Now! Here are a few of our “invitations to play”
* Rotating Toys: This seems simple, but it is a big one! Bring out toys they haven’t seen for a while, put away ones that have been on the shelf but not used too much. Just switching up what is around will re-energize their imaginations! Intelligent Nest has a lot of great ideas for toy rotation and display that can get you started.
* Uncommon Pairings: One of my FAVORITE ways to create new play ideas is to group together toys that don’t normally belong. One of the easiest places to do this is with blocks. Put some doll furniture in a bin nearby, add a bunch of cars and trucks, leave books or pictures to the area, even put in some play food! Anything you add can be incorporated into their play and will change things up. I have a whole Pinterest board dedicated to blocks if you need more ideas!
* Change the location: Sometimes just changing where your child plays with something makes it so much more interesting! When we put a basket of blocks up in my son’s room he suddenly was spending an hour building…when before he had barely noticed it. Building a blanket fort and bringing cars inside makes it seem brand new. If you and your child “always” play in one room, try carrying materials somewhere else!
* Sensory Trays: If you have access to snow, sand or water….bring a tray of it inside! Just like with the blocks you can add art materials, cars and trucks or figurines and the play will take on a whole new dimension. Yes the clean-up can be a bit of a pain, but when my son played with a tray of snow for 45min…on his own….I considered it to be well worth it!
* Painters Tape: I go through rolls and rolls of painters tape. Not only does it lets me put up artwork without fear for my walls, there are so many other things you can do with it! Use it to create roads on rugs, couches and even walls! Tape out letters, numbers or shapes and make an indoor hopscotch/obstacle course. Mark out the boundaries for games or other gross motor “challenges”
* Crepe Paper: Trapped inside on a cold day we hung streamers all over our hallway. My son played cars and read books in it and used it like an obstacle course to try to get through without knocking them down. A friend who came over was enamored by the “Jungle” we had created and set up her own imaginative play.
* Felt: Felt sticks to felt, so you can create new play opportunities with felt shapes! When my son was little I cut out the trains from Donald Crewes “Freight Train” for him to use. Just recently he has been obsessed with letters so we got an inexpensive set of felt letters so we can sound out words. You can use it to tell stories, illustrate play or even make felt food of all descriptions! You can buy almost anything or get your own colors at a craft store. They also make felt boards that stand up on their own or, once again, you can create your own!
* Art Materials: Art can be the ultimate invitation to play. Just put out the materials but with no expectations of what they will do. To switch it up I like to change where we do our art. Sometimes I put the paint at the big counter and he gets to stand on a chair. Other times I hang paper on the wall and he can color like he is at an easel. You can also let them paint on snow, mix colored water and drag toys through paint! Just be putting together new combinations of art materials it can open up all kinds of new ideas.
* Playdough: Along with blocks, I am a HUGE fan of playdough.
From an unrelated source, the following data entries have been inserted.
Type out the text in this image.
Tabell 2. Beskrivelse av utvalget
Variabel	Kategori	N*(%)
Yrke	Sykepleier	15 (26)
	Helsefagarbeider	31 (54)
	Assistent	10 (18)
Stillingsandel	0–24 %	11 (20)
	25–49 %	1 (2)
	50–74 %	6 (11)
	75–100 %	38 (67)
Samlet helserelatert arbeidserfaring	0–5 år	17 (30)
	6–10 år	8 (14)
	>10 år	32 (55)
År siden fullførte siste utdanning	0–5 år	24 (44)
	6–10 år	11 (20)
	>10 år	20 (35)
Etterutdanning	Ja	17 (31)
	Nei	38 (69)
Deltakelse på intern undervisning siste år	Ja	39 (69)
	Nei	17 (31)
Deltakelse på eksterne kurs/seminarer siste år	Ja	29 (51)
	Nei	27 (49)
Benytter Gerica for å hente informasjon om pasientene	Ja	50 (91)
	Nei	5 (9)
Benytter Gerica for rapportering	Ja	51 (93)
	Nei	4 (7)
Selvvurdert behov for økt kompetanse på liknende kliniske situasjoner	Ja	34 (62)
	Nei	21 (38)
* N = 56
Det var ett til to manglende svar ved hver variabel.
Not only is it a really great activity to develop hand/arm muscles (which they need for writing!) but it just stretches the imagination. Like blocks, adding things to the playdough experience can expand the play. Tools from a play kitchen, vehicles and figurines or pieces of paper with letters/numbers/shapes drawn on them that they can “trace” with their playdough. If you need a recipe I have been so happy with this one, she uses different scents in it but I tend to leave my plain. It works either way! The playdough has a great texture and lasts really well.
So there you go! Nine ideas for creating “invitations to play” that won’t keep you up until midnight trying to pull them together. Can you help me think of number ten?